Troopers gave Hancock a stern warning for picking up the cub on Sunday.
Before picking up any wild animal, call ODFW, Oregon State Police, or a wildlife rehabilitator for advice. Removing or capturing an animal from the wild and keeping it captivity without a permit is against state law, as is transporting animals.
Follow these tips if you encounter young animals in the wild:
Deer, elk and other mammals:
• Never assume an animal is orphaned. Taking a newborn deer fawn into captivity is illegal without appropriate permits or licensing. Don’t handle the animal, move it or remove it from the forest, including your backyard. Female deer and elk and other mammals will often leave their young temporarily for safety reasons or to feed elsewhere. They will return when it is safe to do so (when people, dogs, or predators are not present).
• Call your local ODFW office, Oregon State Police office, or a local licensed wildlife rehabilitation center when: 1) you see an animal that you know is orphaned because you observed the dead parent animal, or 2) the parent hasn’t returned for several hours or even up to a day, or 3) if the animal is clearly inured or in distress.
• Bunnies are rarely orphaned; mother rabbits only visit den sites at dusk and dawn to feed her young.
• Keep your dog or cat away from young wildlife, especially in the spring.
• If you see a seal pup, young sea lion, or other marine mammal that appears stranded or in distress, contact OSP’s hotline at 1-800-452-7888.
• Leave fledgling birds alone. It is natural for fledgling (mostly feathered) birds to appear awkward while learning how to fly. If you see a young on the ground, leave it alone and keep your distance. Bring your pets under control and indoors (particularly cats) if possible. The mother bird may feed the fledgling for several days on the ground until it “gets its wings.
• Return nestling birds to the nest. Nestlings (baby birds not fully feathered) found on the ground can be gently and quickly returned to the nest. If the nest is out of reach, place the bird on an elevated branch or fence, or in a nest made from a small box, out of the reach of children and pets. Leave the area so the parent birds can return to feed them.

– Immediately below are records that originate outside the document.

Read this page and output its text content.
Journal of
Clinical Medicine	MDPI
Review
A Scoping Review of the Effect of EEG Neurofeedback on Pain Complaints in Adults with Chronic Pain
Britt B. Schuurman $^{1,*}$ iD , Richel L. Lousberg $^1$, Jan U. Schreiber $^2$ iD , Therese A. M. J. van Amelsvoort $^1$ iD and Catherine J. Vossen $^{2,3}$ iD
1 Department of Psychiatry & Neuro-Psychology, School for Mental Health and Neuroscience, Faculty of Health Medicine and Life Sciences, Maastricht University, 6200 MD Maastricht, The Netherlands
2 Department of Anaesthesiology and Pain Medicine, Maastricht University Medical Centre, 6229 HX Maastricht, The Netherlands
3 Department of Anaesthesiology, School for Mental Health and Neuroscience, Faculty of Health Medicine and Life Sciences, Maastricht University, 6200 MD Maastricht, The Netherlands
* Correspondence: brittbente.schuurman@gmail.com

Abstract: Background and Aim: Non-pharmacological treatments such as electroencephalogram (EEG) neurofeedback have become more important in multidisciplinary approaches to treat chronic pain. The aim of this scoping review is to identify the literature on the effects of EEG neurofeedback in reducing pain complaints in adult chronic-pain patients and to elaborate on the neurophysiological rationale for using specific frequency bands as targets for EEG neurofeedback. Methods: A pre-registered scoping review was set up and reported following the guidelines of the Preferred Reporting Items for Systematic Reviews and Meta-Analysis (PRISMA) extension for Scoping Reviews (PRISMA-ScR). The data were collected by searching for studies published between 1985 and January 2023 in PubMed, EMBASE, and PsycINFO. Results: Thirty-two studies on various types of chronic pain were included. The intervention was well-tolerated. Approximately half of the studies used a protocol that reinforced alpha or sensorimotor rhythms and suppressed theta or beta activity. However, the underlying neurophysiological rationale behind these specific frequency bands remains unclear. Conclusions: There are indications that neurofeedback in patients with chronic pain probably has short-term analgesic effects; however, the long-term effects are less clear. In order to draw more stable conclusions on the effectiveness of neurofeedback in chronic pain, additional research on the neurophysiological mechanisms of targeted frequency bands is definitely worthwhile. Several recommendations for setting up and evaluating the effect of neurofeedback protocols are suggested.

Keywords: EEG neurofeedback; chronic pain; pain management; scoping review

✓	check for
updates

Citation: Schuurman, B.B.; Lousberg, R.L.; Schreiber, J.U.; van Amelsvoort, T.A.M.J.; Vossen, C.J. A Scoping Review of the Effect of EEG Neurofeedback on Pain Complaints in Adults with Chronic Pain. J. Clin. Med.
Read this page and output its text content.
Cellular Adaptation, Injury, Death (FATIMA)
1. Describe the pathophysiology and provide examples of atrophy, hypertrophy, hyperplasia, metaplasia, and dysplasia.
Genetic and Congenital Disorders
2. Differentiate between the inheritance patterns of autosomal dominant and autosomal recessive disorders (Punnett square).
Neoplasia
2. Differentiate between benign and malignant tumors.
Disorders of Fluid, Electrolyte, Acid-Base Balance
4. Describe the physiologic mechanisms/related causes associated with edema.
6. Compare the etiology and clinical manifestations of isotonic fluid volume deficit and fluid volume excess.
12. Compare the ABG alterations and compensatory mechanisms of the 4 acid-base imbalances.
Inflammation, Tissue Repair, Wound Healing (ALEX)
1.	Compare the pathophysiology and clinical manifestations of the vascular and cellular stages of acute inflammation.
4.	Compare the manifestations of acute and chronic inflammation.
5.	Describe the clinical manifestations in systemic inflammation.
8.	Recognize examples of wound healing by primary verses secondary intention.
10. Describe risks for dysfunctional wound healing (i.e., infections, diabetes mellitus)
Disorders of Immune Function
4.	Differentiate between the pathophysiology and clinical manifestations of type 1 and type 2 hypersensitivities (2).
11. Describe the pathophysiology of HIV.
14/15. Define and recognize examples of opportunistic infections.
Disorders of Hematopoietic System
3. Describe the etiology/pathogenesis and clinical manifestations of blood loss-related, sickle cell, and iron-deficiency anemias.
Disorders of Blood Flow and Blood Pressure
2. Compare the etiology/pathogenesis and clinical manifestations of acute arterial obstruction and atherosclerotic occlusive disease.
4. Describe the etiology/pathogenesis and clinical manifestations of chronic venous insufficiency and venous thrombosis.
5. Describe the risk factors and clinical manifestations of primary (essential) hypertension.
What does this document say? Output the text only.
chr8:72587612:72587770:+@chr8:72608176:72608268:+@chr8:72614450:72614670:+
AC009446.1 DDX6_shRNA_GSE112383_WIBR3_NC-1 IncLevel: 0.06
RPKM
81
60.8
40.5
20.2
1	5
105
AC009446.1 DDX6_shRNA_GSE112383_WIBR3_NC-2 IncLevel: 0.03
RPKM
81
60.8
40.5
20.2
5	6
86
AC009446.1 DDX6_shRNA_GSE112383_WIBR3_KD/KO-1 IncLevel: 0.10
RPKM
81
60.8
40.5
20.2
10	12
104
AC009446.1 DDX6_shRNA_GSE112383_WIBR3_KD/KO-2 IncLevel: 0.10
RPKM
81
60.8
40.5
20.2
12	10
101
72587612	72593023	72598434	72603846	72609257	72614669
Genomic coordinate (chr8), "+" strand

• Bring your pets indoors. Cats are a major cause of injury and death for all birds, killing millions of birds in the US annually.
• Be careful when pruning trees as there may be a bird nest in the branch. Prune trees during winter or in late Spring or Summer when fledgling birds have left the nest.
• Avoid disturbing cavity nesters. Barn owls and other birds could be nesting in hollowed-out trees or logs and in haystacks. Again, void disturbing the structure during nesting season.
• What if a bird flies into a window and appears hurt? Birds can become disoriented by reflective surfaces and mistakenly fly into windows. If you find a bird that has been injured by a window strike, place the bird in an uncovered box with a towel on the bottom. Keep it in a quiet, safe place away from pets and check back in a couple of hours to see if has recovered and flown away. If not, contact a local ODFW office or your local wildlife rehabilitator.
• Let turtles cross the road. Oregon has 2 species of water turtles (Western Pond and Western Painted) that spend most of their lives in ponds and rivers. In May and June, female turtles begin searching for suitable nesting habitat to lay their eggs and may be observed moving across roads and trails in search of a place to lay their eggs. If you observe a turtle looking for a nest site, the best thing to do is leave it alone and let it continue on its path or at most move it out of harm’s way so it won’t be struck by a vehicle.